Я замолчал. Пауза была очень неловкой. Наверное, Джилли даже пожалела, что спросила меня об этом. В 1978 году быть матерью-одиночкой было не так уж почетно. Брюс, видимо, тоже не придумал, как можно выйти из неудобного положения, созданного faux pas Джилли.
. И тогда он просто предложил:
– Пора смотреть кино.
– Папа так и не женился на моей маме. – Странно, что я не выдал очередную порцию вранья. – Они начали встречаться, когда он уже был женат на другой женщине.
– А моя мама выходила замуж вот с та-а-ким животом! И вообще, мой отец – Ричард Прайор! Только никому не говорите. – Брюс старался поддержать меня.
– Господи, ты готов на все, лишь бы на тебя обратили внимание! – Майя коснулась моей руки.
– Зороастрийцы полагали, что быть занудой – это смертельный грех. У них тоже было десять заповедей, и одна из них гласила: Во имя всего святого, да не будь занудой!
– А кто такие эти зороастрийцы? – спросила Майя.
– Они поклонялись огню, еще до появления христианства, – машинально ответил я.
– Прости меня, Финн, – сказала Джилли, отдирая этикетку с бутылки. Теперь она, наверное, жалела, что не пошла убирать на втором этаже.
– Ничего страшного. – На самом деле, мне было очень больно, но если бы я сказал еще хоть слово, это стало бы всем очевидно. – Этим летом я должен был поехать к нему, чтобы проводить какие-то исследования в Венесуэле.

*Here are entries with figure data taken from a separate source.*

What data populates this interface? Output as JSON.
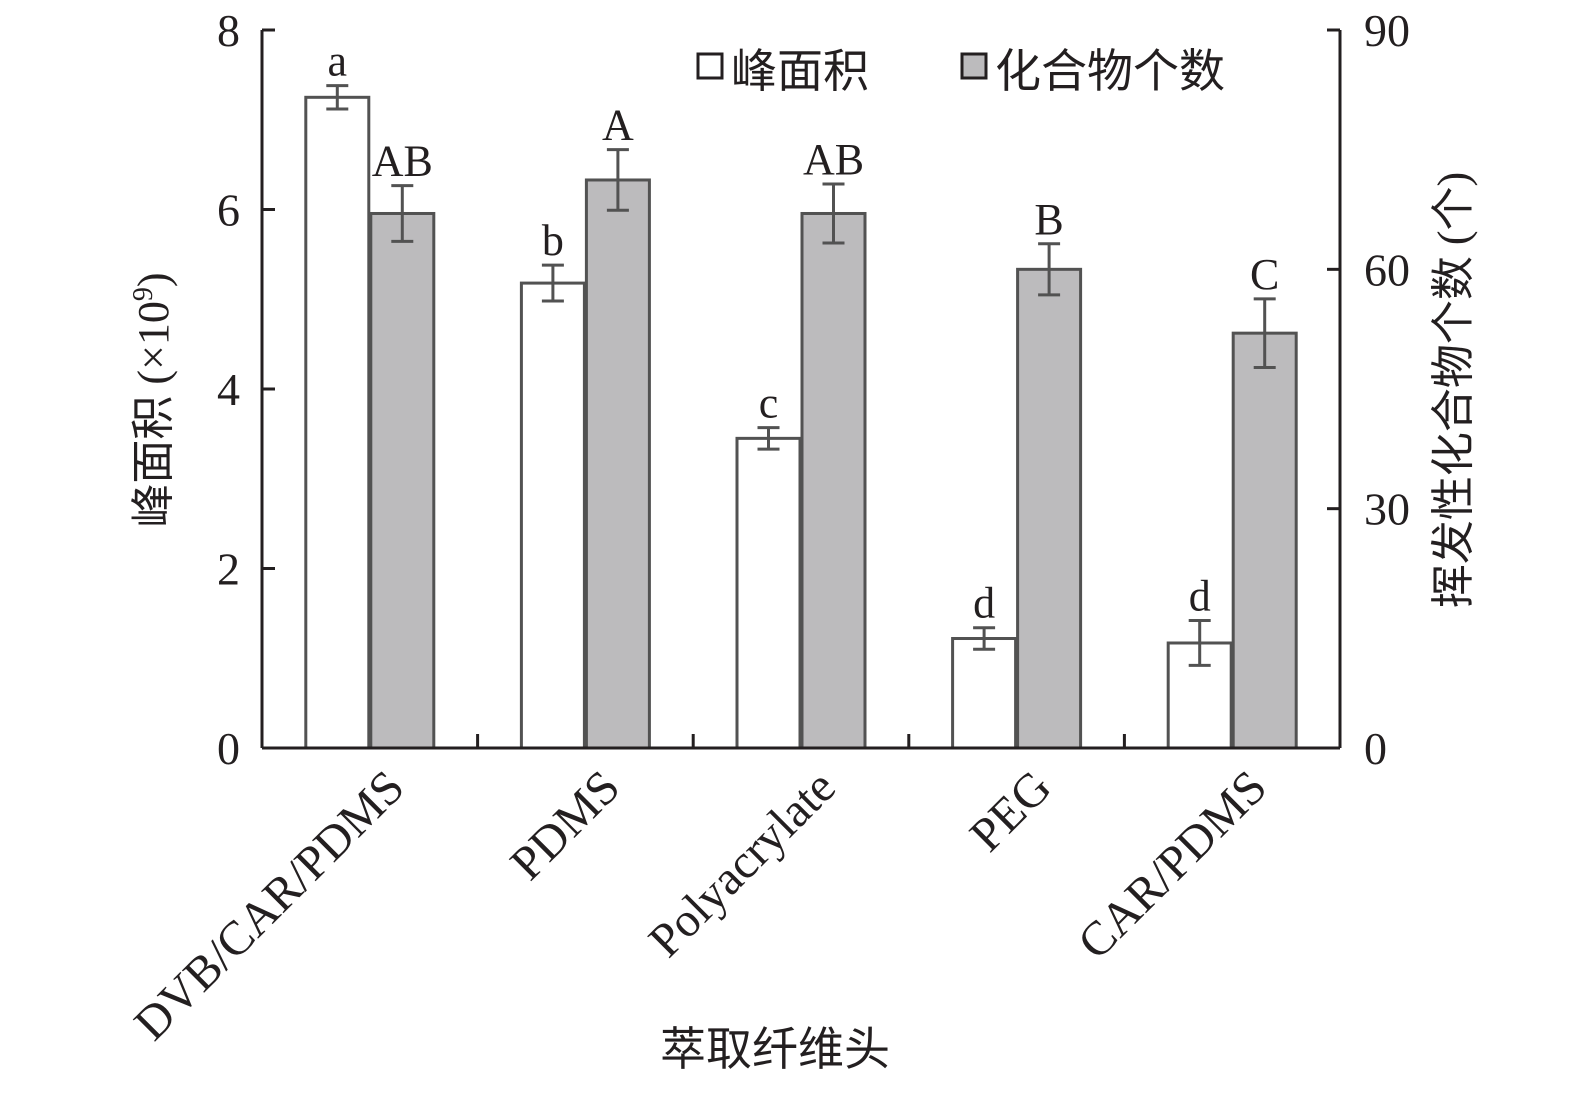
{
  "chart_data": {
    "type": "bar",
    "xlabel": "萃取纤维头",
    "ylabel_left": "峰面积 (×10",
    "ylabel_left_exp": "9",
    "ylabel_left_close": ")",
    "ylabel_right": "挥发性化合物个数 (个)",
    "categories": [
      "DVB/CAR/PDMS",
      "PDMS",
      "Polyacrylate",
      "PEG",
      "CAR/PDMS"
    ],
    "left_axis": {
      "ylim": [
        0,
        8
      ],
      "ticks": [
        "0",
        "2",
        "4",
        "6",
        "8"
      ]
    },
    "right_axis": {
      "ylim": [
        0,
        90
      ],
      "ticks": [
        "0",
        "30",
        "60",
        "90"
      ]
    },
    "legend": {
      "placement": "top-right"
    },
    "series": [
      {
        "name": "峰面积",
        "axis": "left",
        "color": "#ffffff",
        "values": [
          7.25,
          5.18,
          3.45,
          1.22,
          1.17
        ],
        "errors": [
          0.13,
          0.2,
          0.12,
          0.12,
          0.25
        ],
        "letters": [
          "a",
          "b",
          "c",
          "d",
          "d"
        ]
      },
      {
        "name": "化合物个数",
        "axis": "right",
        "color": "#bcbbbd",
        "values": [
          67,
          71.2,
          67,
          60,
          52
        ],
        "errors": [
          3.5,
          3.8,
          3.7,
          3.2,
          4.3
        ],
        "letters": [
          "AB",
          "A",
          "AB",
          "B",
          "C"
        ]
      }
    ]
  }
}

– Я был бы готов на убийство, лишь бы получить возможность работать с твоим отцом. А почему же ты не поехал? – поинтересовался Брюс.
– Меня арестовали. – Сам не понимаю, что со мной происходило в тот момент. То ли это было действие лекарств, помноженное на эффект от пива, то ли я учился говорить правду. Довольно опасная привычка, между прочим.
– За что тебя арестовали? – Майя посмотрела на меня с возросшим уважением.
– За то, что покупал кокаин. – Я решил умолчать о том, что делал это для своей матери.
– Не фига себе! – прокомментировала Джилли.
– Я поражен, – сказал Брюс. Да, это было заметно.
– Мама считает, что проживание в Флейвалле должно на меня подействовать благотворно… ни у кого косячка не найдется? – Все засмеялись. Я сам был поражен тем, как здорово держался. А когда Джилли достала самокрутку, мы развеселились еще больше.
– Странно, что твоя мать позволяет тебе общаться с моей сестрой.
– Хватит, Брюс!
– Когда Майя училась в пансионе, ее арестовали за ее страсть к поджогам. Представляешь, она учинила пожар в здании, где спали девочки!
– Зачем ты это сделала? – Я вполне разделял интерес Джилли.
– Это случайно получилось! Моя грелка загорелась.
– Ты им не все рассказываешь, – перебил ее Брюс, передавая сигарету.
– Ну да, верно. Я положила ее под подушку и забыла выключить.
– И опять ты опускаешь кое-какие детали.
– Ну ладно. – Майя выпустила большое синее кольцо дыма и бесстрастно добавила:
– Я тогда обкурилась до усрачки. – Все расхохотались, решив, что это очень забавно.
– И что они с тобой сделали? – спросил я, затягиваясь.
– Выгнали из школы. Поэтому мне передали твое сообщение только вчера вечером – мама тягала меня по всей Новой Англии. Меня никуда не хотят принимать. Только те школы, в которых на окнах висячие замки висят. – Мы смеялись, пока животы не заболели.